FIG. 6 is an aberration diagram of an object at infinity at a telephoto end according to Numerical Embodiment 1 of the present invention.

FIG. 7 is an aberration diagram of a close object at a telephoto end according to Numerical Embodiment 1 of the present invention;

FIG. 8 is an aberration diagram of an object at infinity at a wide-angle end according to Numerical Example 2 of the present invention.

FIG. 9 is an aberration diagram of a close object at the wide-angle end according to Numerical Example 2 of the present invention.

FIG. 10 is an aberration diagram of an object at infinity at a telephoto end according to Numerical Example 2 of the present invention.

FIG. 11 is an aberration diagram of a close object at the telephoto end according to Numerical Example 2 of the present invention.

FIG. 12 is an aberration diagram of an object at infinity at the wide-angle end according to Numerical Example 3 of the present invention.

FIG. 13 is an aberration diagram of a close object at the wide-angle end according to Numerical Example 3 of the present invention.

FIG. 14 is an aberration diagram of an object at infinity at a telephoto end according to Numerical Example 3 of the present invention.

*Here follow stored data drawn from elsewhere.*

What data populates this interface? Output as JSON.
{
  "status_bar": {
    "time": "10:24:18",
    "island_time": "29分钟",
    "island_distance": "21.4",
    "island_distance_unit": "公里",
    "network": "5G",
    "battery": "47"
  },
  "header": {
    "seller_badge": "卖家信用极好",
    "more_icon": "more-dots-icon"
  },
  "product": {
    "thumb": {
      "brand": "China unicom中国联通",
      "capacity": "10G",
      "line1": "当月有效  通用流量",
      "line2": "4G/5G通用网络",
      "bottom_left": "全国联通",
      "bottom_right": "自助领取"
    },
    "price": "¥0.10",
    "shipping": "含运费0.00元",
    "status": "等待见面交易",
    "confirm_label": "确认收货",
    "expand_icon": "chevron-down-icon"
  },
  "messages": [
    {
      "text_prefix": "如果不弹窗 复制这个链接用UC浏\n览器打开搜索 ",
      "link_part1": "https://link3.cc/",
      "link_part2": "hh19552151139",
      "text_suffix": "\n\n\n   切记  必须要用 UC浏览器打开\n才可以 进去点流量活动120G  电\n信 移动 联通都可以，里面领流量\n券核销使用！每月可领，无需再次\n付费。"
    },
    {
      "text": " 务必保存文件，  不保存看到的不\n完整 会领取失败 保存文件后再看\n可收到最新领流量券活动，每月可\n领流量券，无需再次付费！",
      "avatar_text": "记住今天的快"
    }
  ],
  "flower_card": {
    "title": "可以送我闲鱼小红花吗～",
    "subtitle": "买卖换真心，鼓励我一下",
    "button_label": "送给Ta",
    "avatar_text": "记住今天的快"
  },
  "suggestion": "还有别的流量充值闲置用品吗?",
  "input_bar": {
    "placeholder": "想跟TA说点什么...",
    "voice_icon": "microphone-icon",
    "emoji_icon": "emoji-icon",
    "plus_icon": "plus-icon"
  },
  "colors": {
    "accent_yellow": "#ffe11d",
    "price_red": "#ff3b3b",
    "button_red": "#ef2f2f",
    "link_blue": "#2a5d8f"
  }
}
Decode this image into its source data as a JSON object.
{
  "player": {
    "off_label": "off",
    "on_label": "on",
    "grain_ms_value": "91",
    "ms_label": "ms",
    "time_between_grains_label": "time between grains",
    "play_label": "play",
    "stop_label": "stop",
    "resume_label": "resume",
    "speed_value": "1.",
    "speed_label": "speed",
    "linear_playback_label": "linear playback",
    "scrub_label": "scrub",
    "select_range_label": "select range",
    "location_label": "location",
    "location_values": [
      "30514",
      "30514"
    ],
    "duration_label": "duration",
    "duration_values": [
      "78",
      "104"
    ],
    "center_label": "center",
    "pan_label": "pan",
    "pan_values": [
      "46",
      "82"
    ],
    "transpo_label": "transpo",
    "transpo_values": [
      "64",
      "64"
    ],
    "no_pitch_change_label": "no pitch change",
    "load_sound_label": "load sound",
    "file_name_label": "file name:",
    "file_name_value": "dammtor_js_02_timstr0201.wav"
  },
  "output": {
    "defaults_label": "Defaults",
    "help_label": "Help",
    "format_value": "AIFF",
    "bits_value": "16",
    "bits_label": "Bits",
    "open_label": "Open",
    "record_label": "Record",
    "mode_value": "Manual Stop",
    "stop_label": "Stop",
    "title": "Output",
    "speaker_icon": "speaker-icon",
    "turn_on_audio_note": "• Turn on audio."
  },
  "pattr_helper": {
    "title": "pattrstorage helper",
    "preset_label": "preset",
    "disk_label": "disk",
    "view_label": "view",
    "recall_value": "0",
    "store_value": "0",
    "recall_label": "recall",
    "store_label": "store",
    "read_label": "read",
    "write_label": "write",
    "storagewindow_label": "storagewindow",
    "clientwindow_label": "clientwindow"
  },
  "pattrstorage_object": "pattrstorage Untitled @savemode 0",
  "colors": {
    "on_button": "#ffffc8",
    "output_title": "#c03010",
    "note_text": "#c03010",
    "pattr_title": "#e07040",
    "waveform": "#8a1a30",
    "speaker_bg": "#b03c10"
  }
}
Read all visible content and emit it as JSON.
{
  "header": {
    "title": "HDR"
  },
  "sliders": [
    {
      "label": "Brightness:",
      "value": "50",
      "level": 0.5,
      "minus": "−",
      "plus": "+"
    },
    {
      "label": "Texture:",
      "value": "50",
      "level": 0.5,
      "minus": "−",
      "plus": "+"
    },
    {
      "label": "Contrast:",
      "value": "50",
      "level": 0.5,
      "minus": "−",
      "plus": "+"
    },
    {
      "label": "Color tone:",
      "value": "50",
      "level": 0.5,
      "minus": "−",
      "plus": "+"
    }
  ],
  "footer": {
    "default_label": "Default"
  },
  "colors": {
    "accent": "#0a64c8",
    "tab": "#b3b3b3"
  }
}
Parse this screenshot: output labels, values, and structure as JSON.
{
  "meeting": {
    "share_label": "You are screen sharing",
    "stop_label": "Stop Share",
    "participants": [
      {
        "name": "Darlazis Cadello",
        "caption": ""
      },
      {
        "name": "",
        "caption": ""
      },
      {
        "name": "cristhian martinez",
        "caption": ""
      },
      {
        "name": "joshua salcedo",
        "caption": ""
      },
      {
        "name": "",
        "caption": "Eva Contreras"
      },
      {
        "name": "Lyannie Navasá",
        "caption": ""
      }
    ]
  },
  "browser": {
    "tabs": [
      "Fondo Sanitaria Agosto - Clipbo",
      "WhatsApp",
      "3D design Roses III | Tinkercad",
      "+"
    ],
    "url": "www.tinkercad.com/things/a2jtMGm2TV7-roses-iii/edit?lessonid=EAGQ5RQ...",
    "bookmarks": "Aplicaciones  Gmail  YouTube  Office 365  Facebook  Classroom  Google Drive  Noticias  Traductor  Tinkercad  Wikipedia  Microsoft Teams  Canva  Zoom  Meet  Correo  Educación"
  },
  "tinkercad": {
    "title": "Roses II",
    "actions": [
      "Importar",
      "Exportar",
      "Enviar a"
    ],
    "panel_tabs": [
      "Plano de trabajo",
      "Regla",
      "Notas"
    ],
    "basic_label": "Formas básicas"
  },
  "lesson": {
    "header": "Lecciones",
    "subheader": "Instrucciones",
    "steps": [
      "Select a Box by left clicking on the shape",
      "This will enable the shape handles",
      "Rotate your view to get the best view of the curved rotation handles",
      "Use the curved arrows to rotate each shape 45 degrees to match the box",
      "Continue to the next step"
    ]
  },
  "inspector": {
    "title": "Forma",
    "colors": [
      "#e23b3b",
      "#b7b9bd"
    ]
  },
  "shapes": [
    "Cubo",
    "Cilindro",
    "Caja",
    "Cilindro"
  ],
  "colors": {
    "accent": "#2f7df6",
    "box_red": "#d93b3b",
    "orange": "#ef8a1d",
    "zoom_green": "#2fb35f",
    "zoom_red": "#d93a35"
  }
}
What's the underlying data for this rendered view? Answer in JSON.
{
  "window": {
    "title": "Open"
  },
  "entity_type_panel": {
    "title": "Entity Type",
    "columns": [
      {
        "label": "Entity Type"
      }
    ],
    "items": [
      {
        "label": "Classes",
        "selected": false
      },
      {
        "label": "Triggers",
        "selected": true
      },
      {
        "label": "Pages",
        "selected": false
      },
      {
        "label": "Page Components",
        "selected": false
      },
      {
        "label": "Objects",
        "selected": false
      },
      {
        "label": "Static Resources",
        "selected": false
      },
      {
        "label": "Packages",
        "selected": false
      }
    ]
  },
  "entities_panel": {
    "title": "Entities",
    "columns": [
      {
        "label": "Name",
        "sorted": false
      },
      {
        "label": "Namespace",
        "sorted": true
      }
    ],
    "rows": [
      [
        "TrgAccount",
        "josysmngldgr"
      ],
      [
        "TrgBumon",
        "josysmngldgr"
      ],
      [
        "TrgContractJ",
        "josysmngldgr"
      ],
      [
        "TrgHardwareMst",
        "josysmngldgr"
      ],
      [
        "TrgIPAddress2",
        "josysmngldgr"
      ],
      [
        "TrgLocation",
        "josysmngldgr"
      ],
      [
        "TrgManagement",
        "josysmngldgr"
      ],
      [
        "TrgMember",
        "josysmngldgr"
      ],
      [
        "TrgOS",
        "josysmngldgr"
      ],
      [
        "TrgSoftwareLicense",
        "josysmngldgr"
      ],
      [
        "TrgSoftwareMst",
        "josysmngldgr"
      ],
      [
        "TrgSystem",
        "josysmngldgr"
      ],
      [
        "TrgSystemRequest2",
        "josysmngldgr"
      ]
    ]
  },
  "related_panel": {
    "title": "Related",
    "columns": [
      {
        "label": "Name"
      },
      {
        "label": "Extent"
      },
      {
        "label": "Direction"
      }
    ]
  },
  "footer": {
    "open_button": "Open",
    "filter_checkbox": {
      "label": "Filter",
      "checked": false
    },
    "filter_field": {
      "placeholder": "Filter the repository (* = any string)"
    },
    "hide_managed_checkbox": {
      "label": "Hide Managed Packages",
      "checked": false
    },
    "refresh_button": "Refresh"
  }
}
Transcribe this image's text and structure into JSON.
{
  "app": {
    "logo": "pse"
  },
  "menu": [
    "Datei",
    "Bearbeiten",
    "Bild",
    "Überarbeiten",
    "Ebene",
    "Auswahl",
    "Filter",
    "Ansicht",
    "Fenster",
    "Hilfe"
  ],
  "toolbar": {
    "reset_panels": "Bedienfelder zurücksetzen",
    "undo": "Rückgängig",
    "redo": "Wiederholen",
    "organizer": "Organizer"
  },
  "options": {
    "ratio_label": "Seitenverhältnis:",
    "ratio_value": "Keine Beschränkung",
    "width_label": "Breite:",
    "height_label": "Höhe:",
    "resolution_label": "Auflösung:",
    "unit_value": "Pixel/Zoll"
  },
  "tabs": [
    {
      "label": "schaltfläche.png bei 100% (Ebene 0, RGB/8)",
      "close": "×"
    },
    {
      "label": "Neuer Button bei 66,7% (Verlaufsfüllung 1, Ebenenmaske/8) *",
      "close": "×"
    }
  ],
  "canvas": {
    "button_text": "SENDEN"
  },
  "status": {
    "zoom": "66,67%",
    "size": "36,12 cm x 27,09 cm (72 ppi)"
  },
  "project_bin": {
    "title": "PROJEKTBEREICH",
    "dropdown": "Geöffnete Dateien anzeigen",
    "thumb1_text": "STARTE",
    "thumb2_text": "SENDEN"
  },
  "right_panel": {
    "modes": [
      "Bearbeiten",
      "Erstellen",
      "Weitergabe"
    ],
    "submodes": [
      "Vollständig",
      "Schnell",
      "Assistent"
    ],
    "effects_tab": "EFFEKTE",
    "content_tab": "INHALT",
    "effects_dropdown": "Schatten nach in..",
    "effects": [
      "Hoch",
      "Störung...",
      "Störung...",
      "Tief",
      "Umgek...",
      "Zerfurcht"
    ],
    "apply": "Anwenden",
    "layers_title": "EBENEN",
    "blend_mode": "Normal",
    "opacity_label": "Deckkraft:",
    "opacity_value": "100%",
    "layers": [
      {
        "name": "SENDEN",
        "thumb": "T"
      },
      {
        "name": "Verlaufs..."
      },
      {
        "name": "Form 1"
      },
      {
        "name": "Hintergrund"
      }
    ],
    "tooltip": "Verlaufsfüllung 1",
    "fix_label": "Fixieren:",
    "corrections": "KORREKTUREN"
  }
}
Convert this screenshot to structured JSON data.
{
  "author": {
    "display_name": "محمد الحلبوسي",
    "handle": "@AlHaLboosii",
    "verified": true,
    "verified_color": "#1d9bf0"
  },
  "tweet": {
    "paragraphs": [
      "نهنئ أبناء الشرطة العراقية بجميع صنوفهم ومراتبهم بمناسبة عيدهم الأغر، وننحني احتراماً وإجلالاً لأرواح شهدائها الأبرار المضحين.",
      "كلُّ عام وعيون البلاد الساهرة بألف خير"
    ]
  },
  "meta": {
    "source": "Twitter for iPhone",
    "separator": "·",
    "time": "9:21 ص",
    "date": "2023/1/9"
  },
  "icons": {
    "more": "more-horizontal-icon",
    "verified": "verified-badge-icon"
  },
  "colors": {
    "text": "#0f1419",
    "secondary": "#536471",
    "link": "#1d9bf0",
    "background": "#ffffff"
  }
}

FIG. 15 is an aberration diagram of a close object at the telephoto end according to Numerical Example 3 of the present invention.

[Explanation of symbols]

 L1 First group L2 Second group L3 Third group L4 Fourth group L5 Fifth group SP Aperture IP image plane d d-line g g-line ΔS Sagittal image plane ΔM Meridional image plane

Claims (4)

[Claims] 1. A first lens unit having a positive refractive power, a second lens unit having a negative refractive power, a third lens unit having a positive refractive power, a fourth lens unit having a negative refractive power, and a positive refractive power in order from the object side. The fifth lens unit has a fifth lens unit. When the magnification is changed from the wide-angle end to the telephoto end, the distance between the lens units changes. The air spacing is DiW, DiT, the lateral magnification of the second group at the wide-angle end and the telephoto end is β2W, β2T, the focal length of the first group is f1, and the focal length of the entire system at the telephoto end is f.
When T, the zoom lens satisfies the following condition: D1W <D1T D2W> D2T D3W <D3T D4W> D4T 3.3 <β2T / β2W <6.6.18 <f1 / fT <0.33 lens. 2. The zoom lens according to claim 1, wherein the first lens unit and the second lens unit are moved on an optical axis to perform focusing. 3. The second lens unit includes, in order from the object side, a meniscus-shaped negative lens having a convex surface facing the object side, and both lens surfaces having a stronger refractive power on the object side than the image surface side have a concave negative surface. 3. The zoom lens according to claim 1, further comprising a lens, a positive lens having both lens surfaces convex, and a negative lens having a concave surface having a stronger refractive power on the object side than on the image surface side. 4. The zoom lens according to claim 1, wherein said third group has at least one aspheric surface.